Many of the examples we have presented highlight the typical situation. The number of events and magnitude of effect are typically greater (and often considerably greater) for the less important end points than for the more important. We have found that this is the case in randomized trials in cardiovascular interventions, in which components of greater importance to patients were associated with smaller treatment effects than less important ones (RRR of 8% for death and 33% for components of minor importance to patients).5 In individual trials, wide CIs may leave us uncertain of the relative effect of the intervention on more and less important end points.

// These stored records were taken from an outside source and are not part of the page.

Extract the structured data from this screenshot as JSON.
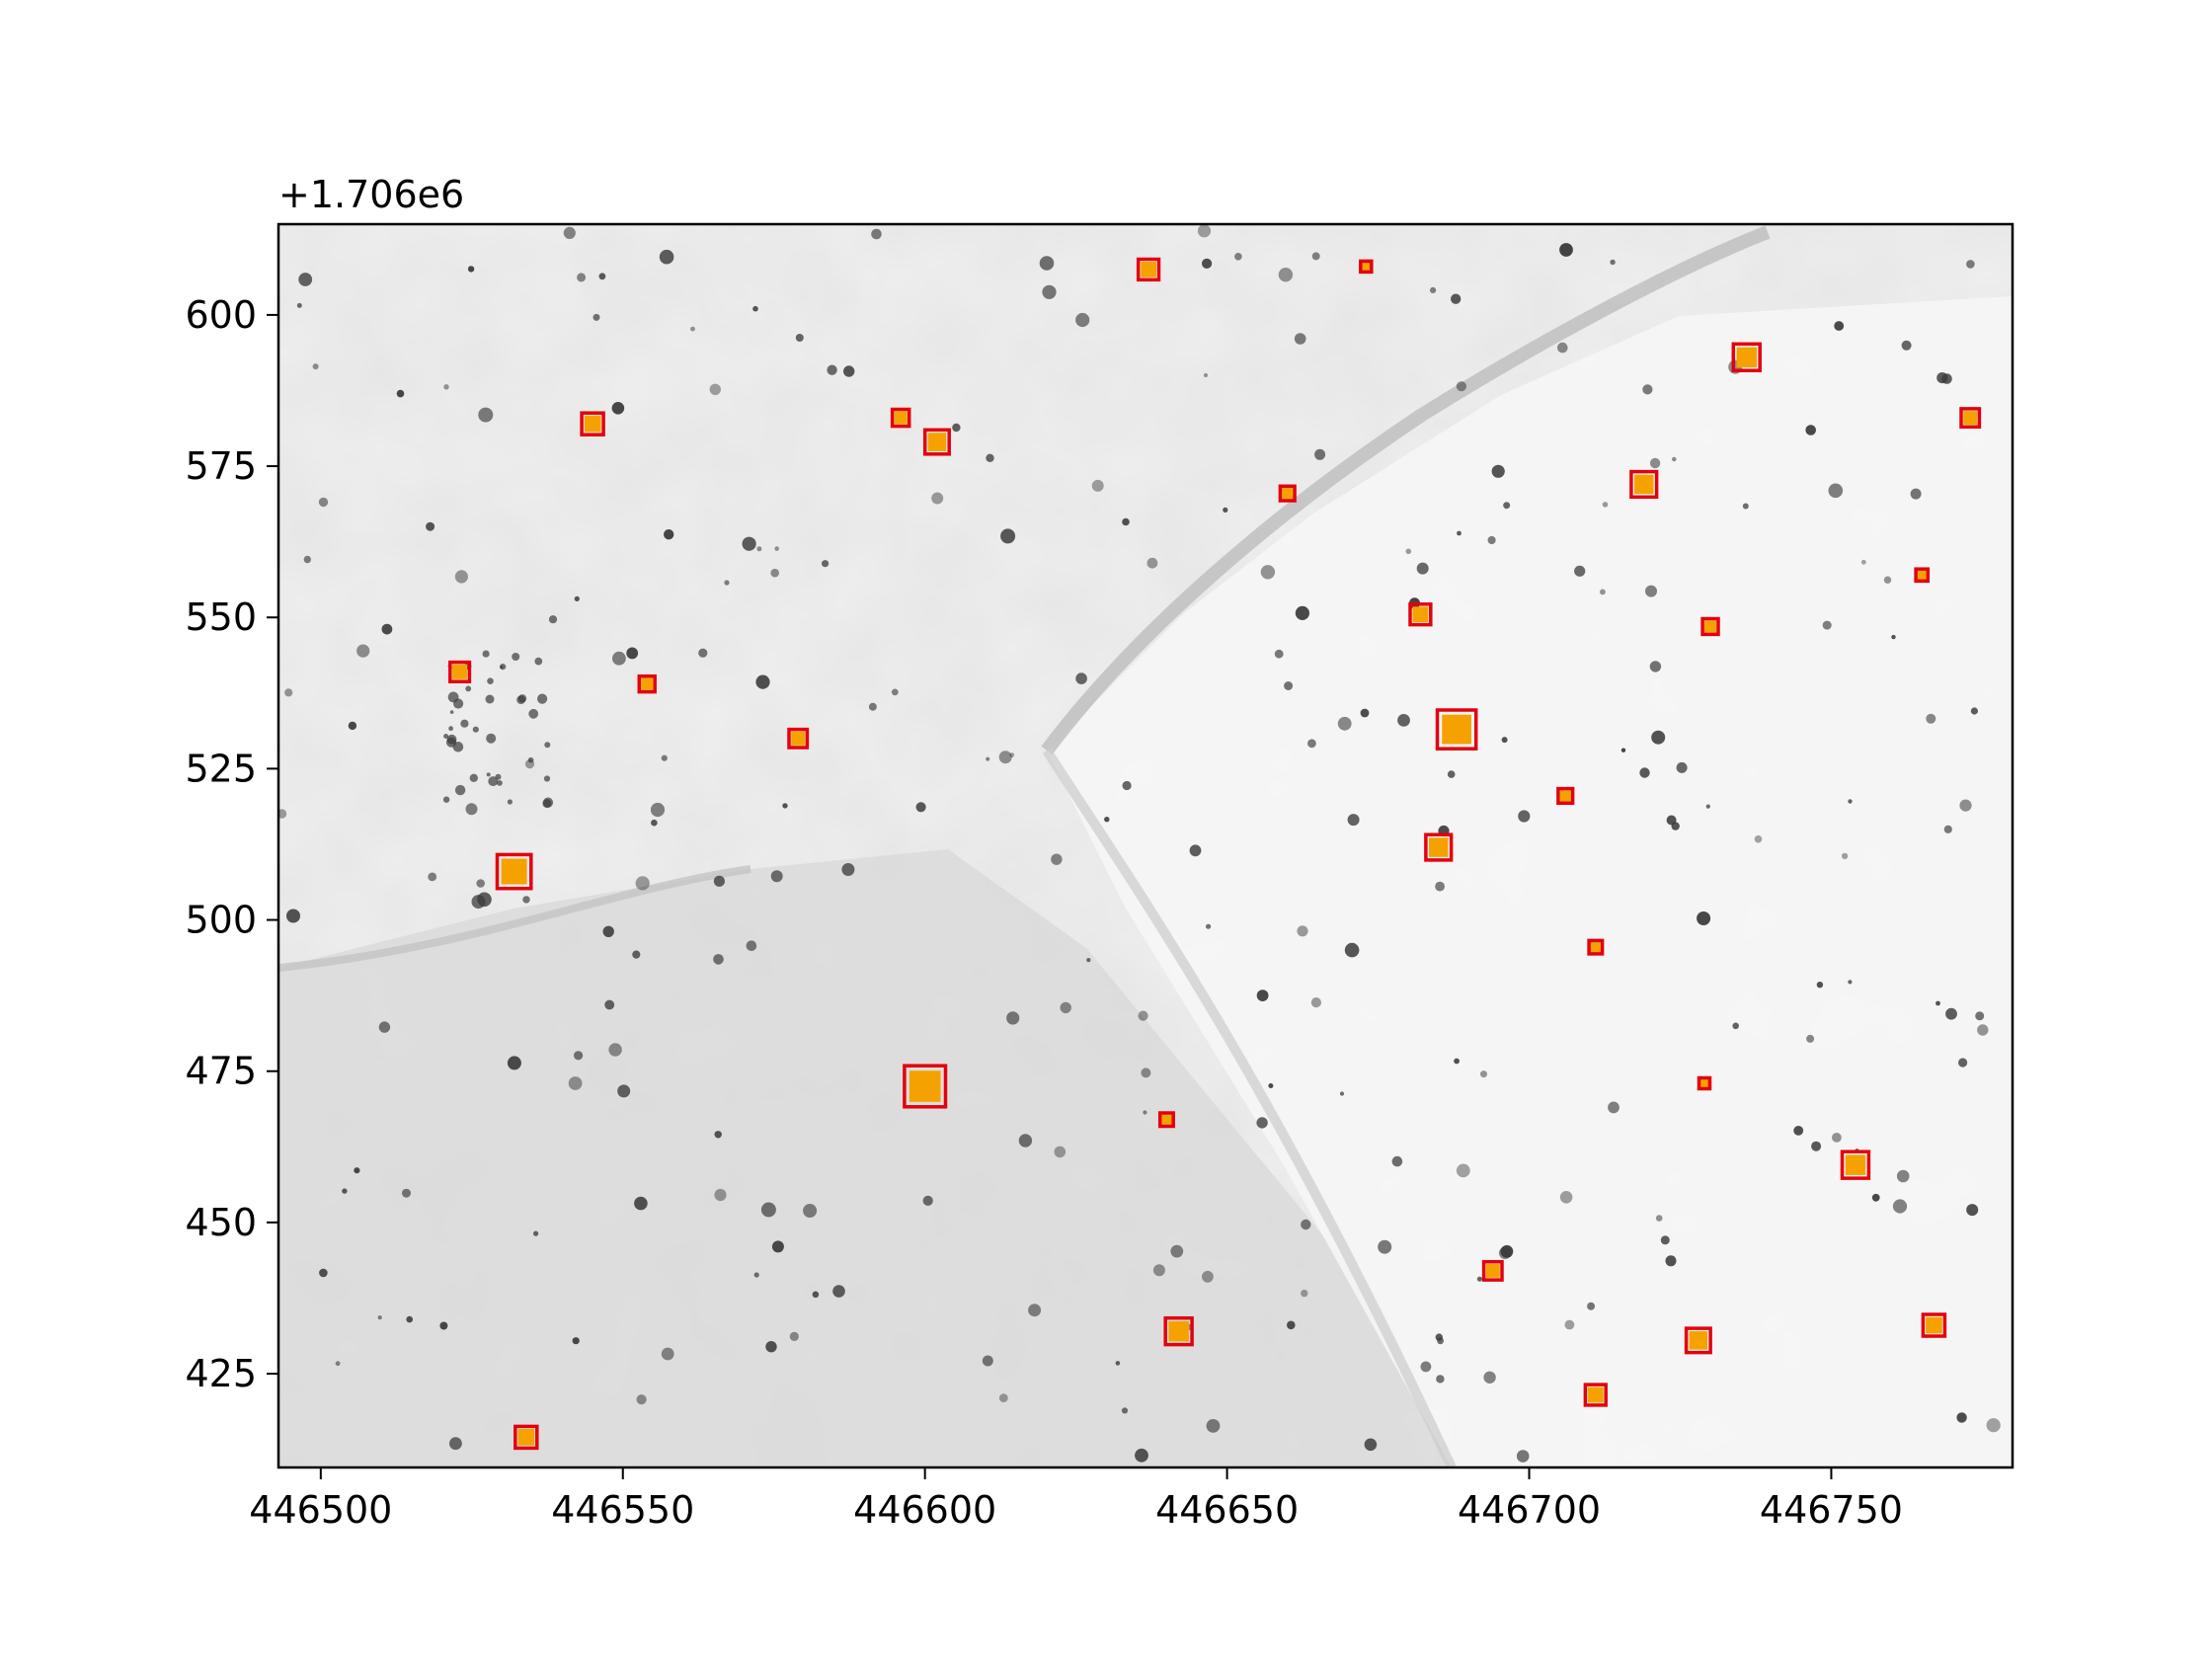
{
  "chart_data": {
    "type": "scatter",
    "title": "",
    "xlabel": "",
    "ylabel": "",
    "y_offset_label": "+1.706e6",
    "y_offset": 1706000,
    "xlim": [
      446493,
      446780
    ],
    "ylim": [
      409.5,
      615
    ],
    "x_ticks": [
      {
        "value": 446500,
        "label": "446500"
      },
      {
        "value": 446550,
        "label": "446550"
      },
      {
        "value": 446600,
        "label": "446600"
      },
      {
        "value": 446650,
        "label": "446650"
      },
      {
        "value": 446700,
        "label": "446700"
      },
      {
        "value": 446750,
        "label": "446750"
      }
    ],
    "y_ticks": [
      {
        "value": 425,
        "label": "425"
      },
      {
        "value": 450,
        "label": "450"
      },
      {
        "value": 475,
        "label": "475"
      },
      {
        "value": 500,
        "label": "500"
      },
      {
        "value": 525,
        "label": "525"
      },
      {
        "value": 550,
        "label": "550"
      },
      {
        "value": 575,
        "label": "575"
      },
      {
        "value": 600,
        "label": "600"
      }
    ],
    "grid": false,
    "legend": "none",
    "background": "grayscale satellite imagery",
    "box_color": "#e3000f",
    "fill_color": "#f5a200",
    "detections": [
      {
        "x": 446637,
        "y": 607.5,
        "size": 3.4
      },
      {
        "x": 446673,
        "y": 608,
        "size": 1.8
      },
      {
        "x": 446545,
        "y": 582,
        "size": 3.6
      },
      {
        "x": 446596,
        "y": 583,
        "size": 2.8
      },
      {
        "x": 446602,
        "y": 579,
        "size": 4.0
      },
      {
        "x": 446736,
        "y": 593,
        "size": 4.4
      },
      {
        "x": 446773,
        "y": 583,
        "size": 3.0
      },
      {
        "x": 446660,
        "y": 570.5,
        "size": 2.4
      },
      {
        "x": 446719,
        "y": 572,
        "size": 4.2
      },
      {
        "x": 446765,
        "y": 557,
        "size": 2.0
      },
      {
        "x": 446682,
        "y": 550.5,
        "size": 3.4
      },
      {
        "x": 446730,
        "y": 548.5,
        "size": 2.6
      },
      {
        "x": 446523,
        "y": 541,
        "size": 3.2
      },
      {
        "x": 446554,
        "y": 539,
        "size": 2.6
      },
      {
        "x": 446579,
        "y": 530,
        "size": 3.0
      },
      {
        "x": 446688,
        "y": 531.5,
        "size": 6.4
      },
      {
        "x": 446706,
        "y": 520.5,
        "size": 2.4
      },
      {
        "x": 446532,
        "y": 508,
        "size": 5.6
      },
      {
        "x": 446685,
        "y": 512,
        "size": 4.2
      },
      {
        "x": 446711,
        "y": 495.5,
        "size": 2.2
      },
      {
        "x": 446600,
        "y": 472.5,
        "size": 6.8
      },
      {
        "x": 446729,
        "y": 473,
        "size": 1.8
      },
      {
        "x": 446640,
        "y": 467,
        "size": 2.2
      },
      {
        "x": 446754,
        "y": 459.5,
        "size": 4.4
      },
      {
        "x": 446694,
        "y": 442,
        "size": 3.0
      },
      {
        "x": 446642,
        "y": 432,
        "size": 4.4
      },
      {
        "x": 446728,
        "y": 430.5,
        "size": 4.0
      },
      {
        "x": 446767,
        "y": 433,
        "size": 3.6
      },
      {
        "x": 446711,
        "y": 421.5,
        "size": 3.4
      },
      {
        "x": 446534,
        "y": 414.5,
        "size": 3.6
      }
    ]
  }
}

Sometimes, however, when data accumulate from many trials, it becomes clear that skepticism about treatment effect on the most important outcomes, even in the presence of convincing evidence of impact on outcomes of lesser seriousness, was well warranted.

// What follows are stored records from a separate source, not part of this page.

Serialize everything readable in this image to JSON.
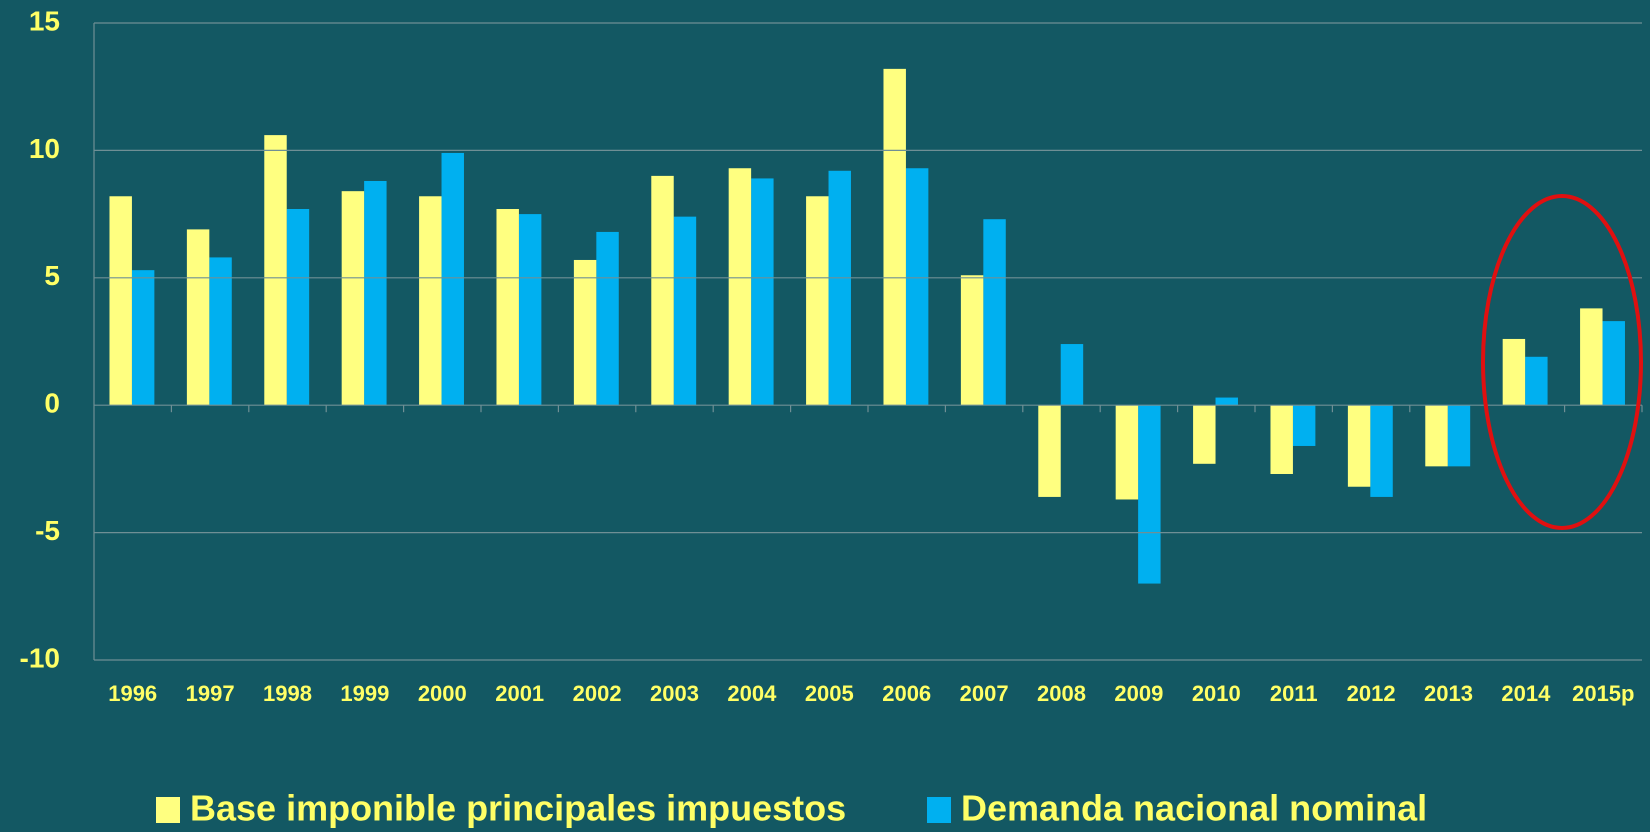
{
  "chart_data": {
    "type": "bar",
    "categories": [
      "1996",
      "1997",
      "1998",
      "1999",
      "2000",
      "2001",
      "2002",
      "2003",
      "2004",
      "2005",
      "2006",
      "2007",
      "2008",
      "2009",
      "2010",
      "2011",
      "2012",
      "2013",
      "2014",
      "2015p"
    ],
    "series": [
      {
        "name": "Base imponible principales impuestos",
        "color": "#ffff80",
        "values": [
          8.2,
          6.9,
          10.6,
          8.4,
          8.2,
          7.7,
          5.7,
          9.0,
          9.3,
          8.2,
          13.2,
          5.1,
          -3.6,
          -3.7,
          -2.3,
          -2.7,
          -3.2,
          -2.4,
          2.6,
          3.8
        ]
      },
      {
        "name": "Demanda nacional nominal",
        "color": "#00b0f0",
        "values": [
          5.3,
          5.8,
          7.7,
          8.8,
          9.9,
          7.5,
          6.8,
          7.4,
          8.9,
          9.2,
          9.3,
          7.3,
          2.4,
          -7.0,
          0.3,
          -1.6,
          -3.6,
          -2.4,
          1.9,
          3.3
        ]
      }
    ],
    "ylim": [
      -10,
      15
    ],
    "yticks": [
      -10,
      -5,
      0,
      5,
      10,
      15
    ],
    "grid": true
  }
}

For example, consider that trials that compare drug-eluting stents with bare-metal stents indicate conclusively that the drug-eluting stent reduces the composite end point MACE (major adverse cardiac events—a composite of death, MI, and target lesion revascularization) compared with the bare-metal stent. The first RCT of drug-eluting stents found a nonconclusive effect at 1 year on the most important end points of death (RRR, 2%; 95% CI, –680% to 76%) and MI (RRR, 51%; 95% CI, –530% to 96%), whereas the drug-eluting stent had a large effect on reducing revascularization (RRR, 97%; 95% CI, 75%-99%).19 These early results suggest a substantial difference in effects on the more important and less important end points, but the wide CIs around the former leave the issue in doubt. Subsequent systematic reviews have found that drug-eluting stents have no benefit in survival or Q-wave MI (in fact, there is an unfavorable trend for Q-wave MI), whereas there is a large benefit in reducing the need for revascularization.20
CLINICAL SCENARIO RESOLUTION
Let us return to the scenario with which our discussion began, that of the patient reluctant to undergo cardiac surgery to improve his prognosis and to control his angina. Is it reasonable to use the composite end point from the SYNTAX trial1—death, MI, stroke, and subsequent revascularization—to guide the decision, or should we focus on individual results of the 3 components?

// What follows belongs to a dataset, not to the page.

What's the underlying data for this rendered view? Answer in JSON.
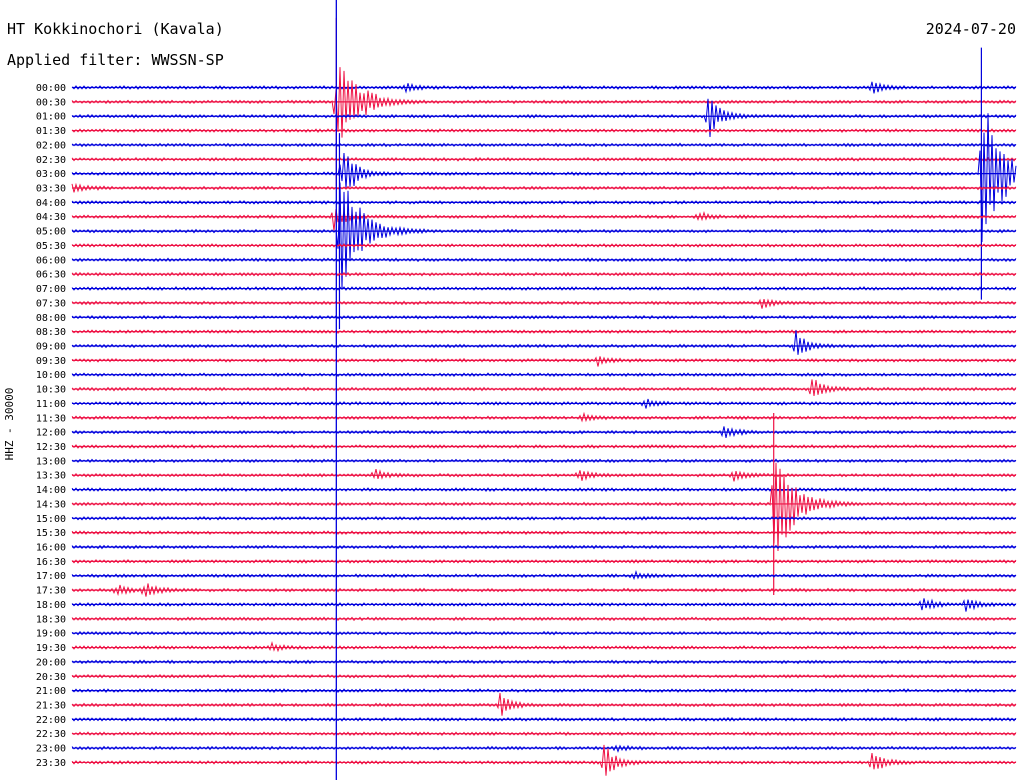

To address this issue, we can ask the 3 questions in our Users' Guides (Box 12.4-1). Most patients will find death, stroke, and large MI with subsequent disability far more important than the need of a new revascularization. Subsequent revascularization occurred far more frequently than the 3 more important events (Table 12.4-1). Biologic rationale may support a presumption that the surgery strategy will have similar effects on cardiac end points; however, one could also argue the opposite and make the case for a positive effect on MI and the need for new coronary revascularization but not on stroke. The relative effects on the 3 outcomes proved very different (Table 12.4-1). In the SYNTAX trial, the composite end point fails all 3 criteria, and the trial therefore requires focus on the component end points. In this case, the patient proved extremely stroke averse. “Doctor,” he says, “that PCI is pretty simple, so the possibility that I might need a repeat is not a big deal to me. You tell me that although the CABG might reduce my risk of dying or having an MI, you are not sure. But it is very likely the CABG will increase my risk of stroke. To me, a stroke would be awful. I'll go with the PCI.”